A realistic scenario that needs both hooks: a two-stage amplifier that applies gain and then clips the signal to a limit. We want the clipped signal as the main output — named output for a stable external API regardless of how the internals are wired — and we also want to tap the pre-clip signal so a monitor can tell when clipping is active.

from dataclasses import dataclass

from sgn import Pipeline, IterSource, CollectSink
from sgn.compose import ComposedTransformElement
from sgn.transforms import CallableTransform


@dataclass(repr=False, kw_only=True)
class AmplifierWithTap(ComposedTransformElement):
    """Gain stage followed by a clip, with a tap on the pre-clip signal."""

    gain: float = 2.0
    limit: float = 10.0

    def _validate(self):
        if self.gain <= 0:
            raise ValueError("gain must be positive")

    def _build(self):
        amp = CallableTransform.from_callable(
            name=f"{self.name}_amp",
            callable=lambda frame, g=self.gain: (
                frame.data * g if frame.data is not None else None
            ),
            output_pad_name="amplified",
            sink_pad_names=["signal"],
        )
        clip = CallableTransform.from_callable(
            name=f"{self.name}_clip",
            callable=lambda frame, lim=self.limit: (
                max(-lim, min(lim, frame.data)) if frame.data is not None else None
            ),
            output_pad_name="clipped",
            sink_pad_names=["amplified"],
        )
        # Wire amp → clip. amp:src:amplified is now internally consumed
        # by clip, so by default it would NOT be exposed externally.
        self.connect(amp, clip)

        # Expose it anyway, as a diagnostic tap.
        self.expose_source_pad(f"{amp.name}:src:amplified")

        # Rename the main output from the internal "clipped" to "output"
        # so the external API doesn't leak our internal naming.
        self.update_pad_names = {
            "clipped": {"output": f"{clip.name}:src:clipped"},
        }


amp = AmplifierWithTap(name="gain", gain=3.0, limit=10.0)
source = IterSource(
    name="src", source_pad_names=["signal"],
    iters={"signal": iter([1, 2, 5, 10])}, eos_on_empty={"signal": True},
)
main_sink = CollectSink(name="main", sink_pad_names=["output"])
tap_sink = CollectSink(name="tap", sink_pad_names=["amplified"])

pipeline = Pipeline()
pipeline.connect(source, amp)
pipeline.connect(amp, main_sink, link_map={"output": "output"})
pipeline.connect(amp, tap_sink, link_map={"amplified": "amplified"})
pipeline.run()

# Clipping hides the real gain: the tap exposes it for monitoring.
assert list(main_sink.collects["output"]) == [3.0, 6.0, 10.0, 10.0]
assert list(tap_sink.collects["amplified"]) == [3.0, 6.0, 15.0, 30.0]

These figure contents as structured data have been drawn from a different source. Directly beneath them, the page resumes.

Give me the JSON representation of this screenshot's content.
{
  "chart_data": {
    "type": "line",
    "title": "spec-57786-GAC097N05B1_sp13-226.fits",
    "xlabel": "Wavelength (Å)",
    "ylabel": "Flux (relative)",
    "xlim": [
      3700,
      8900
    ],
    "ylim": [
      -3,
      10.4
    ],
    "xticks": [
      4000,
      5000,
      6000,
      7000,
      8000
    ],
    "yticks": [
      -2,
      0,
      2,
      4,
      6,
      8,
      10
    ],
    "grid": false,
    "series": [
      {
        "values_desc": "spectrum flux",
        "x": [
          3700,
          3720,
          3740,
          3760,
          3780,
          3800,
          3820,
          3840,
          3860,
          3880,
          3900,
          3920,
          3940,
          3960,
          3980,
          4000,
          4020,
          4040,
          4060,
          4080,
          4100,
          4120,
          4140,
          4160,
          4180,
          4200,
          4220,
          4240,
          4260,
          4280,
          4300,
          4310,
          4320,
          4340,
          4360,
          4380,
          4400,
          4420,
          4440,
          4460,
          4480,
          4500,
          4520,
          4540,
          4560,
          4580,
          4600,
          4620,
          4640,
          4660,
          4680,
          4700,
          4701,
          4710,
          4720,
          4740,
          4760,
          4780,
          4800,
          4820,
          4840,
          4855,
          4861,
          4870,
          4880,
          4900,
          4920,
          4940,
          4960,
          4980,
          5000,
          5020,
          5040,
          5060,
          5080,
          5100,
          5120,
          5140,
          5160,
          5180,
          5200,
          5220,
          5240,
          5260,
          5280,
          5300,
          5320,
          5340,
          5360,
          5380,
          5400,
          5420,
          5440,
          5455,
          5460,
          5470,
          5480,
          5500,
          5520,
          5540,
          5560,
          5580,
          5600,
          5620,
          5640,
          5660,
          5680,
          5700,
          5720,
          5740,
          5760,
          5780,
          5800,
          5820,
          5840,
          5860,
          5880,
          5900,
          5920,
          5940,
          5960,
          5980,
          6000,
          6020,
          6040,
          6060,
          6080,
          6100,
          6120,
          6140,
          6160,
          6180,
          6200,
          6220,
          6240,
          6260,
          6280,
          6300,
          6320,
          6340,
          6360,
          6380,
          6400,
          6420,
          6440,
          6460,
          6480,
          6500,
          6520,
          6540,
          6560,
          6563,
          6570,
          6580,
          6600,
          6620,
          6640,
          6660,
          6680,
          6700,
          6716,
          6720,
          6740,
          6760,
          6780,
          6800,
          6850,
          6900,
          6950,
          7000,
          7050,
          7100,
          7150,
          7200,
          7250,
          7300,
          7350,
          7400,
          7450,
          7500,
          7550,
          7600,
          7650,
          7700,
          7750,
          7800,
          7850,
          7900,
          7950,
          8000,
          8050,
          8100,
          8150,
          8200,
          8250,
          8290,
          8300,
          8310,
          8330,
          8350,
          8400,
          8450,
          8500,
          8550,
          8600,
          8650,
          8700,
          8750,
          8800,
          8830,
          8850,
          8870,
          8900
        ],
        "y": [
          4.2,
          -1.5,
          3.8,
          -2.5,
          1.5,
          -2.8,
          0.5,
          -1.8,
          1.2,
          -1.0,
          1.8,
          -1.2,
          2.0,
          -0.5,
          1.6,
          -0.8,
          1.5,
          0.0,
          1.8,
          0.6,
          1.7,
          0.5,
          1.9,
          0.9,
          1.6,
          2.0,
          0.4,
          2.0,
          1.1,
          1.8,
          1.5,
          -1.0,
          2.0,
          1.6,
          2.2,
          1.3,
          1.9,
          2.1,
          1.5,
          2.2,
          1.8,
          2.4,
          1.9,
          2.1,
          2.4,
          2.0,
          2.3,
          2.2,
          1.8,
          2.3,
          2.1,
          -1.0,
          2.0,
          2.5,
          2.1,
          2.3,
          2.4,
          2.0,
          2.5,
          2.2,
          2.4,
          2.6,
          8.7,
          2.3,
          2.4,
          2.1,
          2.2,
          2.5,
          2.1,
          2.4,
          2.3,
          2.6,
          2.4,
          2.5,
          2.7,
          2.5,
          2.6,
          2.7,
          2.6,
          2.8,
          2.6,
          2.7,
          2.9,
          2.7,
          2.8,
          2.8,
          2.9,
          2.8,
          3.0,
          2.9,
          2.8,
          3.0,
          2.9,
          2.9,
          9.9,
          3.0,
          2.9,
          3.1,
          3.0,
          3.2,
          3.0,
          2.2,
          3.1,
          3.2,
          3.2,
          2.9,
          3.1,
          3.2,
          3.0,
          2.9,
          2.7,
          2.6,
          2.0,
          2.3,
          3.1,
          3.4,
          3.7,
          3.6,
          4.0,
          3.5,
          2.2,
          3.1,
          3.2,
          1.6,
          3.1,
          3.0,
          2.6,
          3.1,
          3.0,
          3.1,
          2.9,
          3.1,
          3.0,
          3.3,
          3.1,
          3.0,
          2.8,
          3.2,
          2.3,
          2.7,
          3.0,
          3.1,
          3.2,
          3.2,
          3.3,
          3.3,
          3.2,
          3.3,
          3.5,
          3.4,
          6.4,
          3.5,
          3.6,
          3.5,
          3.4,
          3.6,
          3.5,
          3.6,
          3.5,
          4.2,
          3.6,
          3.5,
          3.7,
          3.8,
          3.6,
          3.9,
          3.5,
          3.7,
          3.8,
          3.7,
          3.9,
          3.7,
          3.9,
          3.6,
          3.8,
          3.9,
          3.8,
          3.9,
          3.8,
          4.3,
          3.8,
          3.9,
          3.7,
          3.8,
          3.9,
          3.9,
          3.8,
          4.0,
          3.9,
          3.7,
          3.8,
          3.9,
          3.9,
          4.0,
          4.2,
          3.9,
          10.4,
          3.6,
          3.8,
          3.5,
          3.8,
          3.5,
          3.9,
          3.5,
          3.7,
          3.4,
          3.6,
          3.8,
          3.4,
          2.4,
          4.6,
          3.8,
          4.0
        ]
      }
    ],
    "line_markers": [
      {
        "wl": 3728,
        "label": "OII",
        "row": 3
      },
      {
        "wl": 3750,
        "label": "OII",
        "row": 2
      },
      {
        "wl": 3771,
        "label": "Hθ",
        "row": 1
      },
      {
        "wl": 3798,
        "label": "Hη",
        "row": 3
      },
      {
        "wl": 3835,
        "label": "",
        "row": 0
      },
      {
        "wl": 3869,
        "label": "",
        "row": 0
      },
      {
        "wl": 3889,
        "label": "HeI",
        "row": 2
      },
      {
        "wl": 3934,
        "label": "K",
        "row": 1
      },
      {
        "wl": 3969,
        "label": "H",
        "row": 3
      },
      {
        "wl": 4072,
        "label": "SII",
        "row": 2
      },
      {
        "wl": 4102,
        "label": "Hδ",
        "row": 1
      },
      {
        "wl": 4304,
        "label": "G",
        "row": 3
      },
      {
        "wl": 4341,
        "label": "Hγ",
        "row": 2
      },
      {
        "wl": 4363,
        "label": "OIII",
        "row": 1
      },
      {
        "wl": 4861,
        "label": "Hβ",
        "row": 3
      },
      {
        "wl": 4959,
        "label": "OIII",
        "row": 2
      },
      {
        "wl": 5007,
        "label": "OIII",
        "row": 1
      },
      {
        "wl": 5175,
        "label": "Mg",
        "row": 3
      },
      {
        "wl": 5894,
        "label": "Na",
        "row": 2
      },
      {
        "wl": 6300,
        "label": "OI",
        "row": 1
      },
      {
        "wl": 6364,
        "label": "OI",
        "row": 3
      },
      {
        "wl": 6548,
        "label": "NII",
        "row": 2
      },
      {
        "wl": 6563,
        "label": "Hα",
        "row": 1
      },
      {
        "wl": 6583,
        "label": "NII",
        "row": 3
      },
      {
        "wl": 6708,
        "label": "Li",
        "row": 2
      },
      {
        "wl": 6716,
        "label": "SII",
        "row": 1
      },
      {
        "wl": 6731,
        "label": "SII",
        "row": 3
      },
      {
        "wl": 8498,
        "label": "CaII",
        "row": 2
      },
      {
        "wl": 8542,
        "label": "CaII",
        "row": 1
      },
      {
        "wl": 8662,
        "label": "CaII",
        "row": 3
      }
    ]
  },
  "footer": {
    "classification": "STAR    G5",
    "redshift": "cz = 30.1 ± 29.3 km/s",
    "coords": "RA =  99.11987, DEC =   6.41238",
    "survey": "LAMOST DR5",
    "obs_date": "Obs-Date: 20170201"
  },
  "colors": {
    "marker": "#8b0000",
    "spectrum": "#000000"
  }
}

The resulting pad surface:

sink: signal (feeds amp; unchanged from the default)
sources: output (clip's output, renamed via update_pad_names) and amplified (amp's output, kept via expose_source_pad even though it's internally linked to clip)

Without expose_source_pad, the tap wouldn't be reachable; without update_pad_names, downstream code would have to know and depend on the internal element's clipped pad name.

Tips¶

Always handle None data in callables (appears in EOS and gap frames).
connect() auto-inserts elements — no need to call insert() separately.
Use meaningful names for composed elements to help with visualization.
Override _validate() in subclasses to check parameters before the internal graph is built.
Use self.expose_source_pad("element:src:pad") in _build() for multilink patterns where a source pad feeds both an internal sink and external consumers.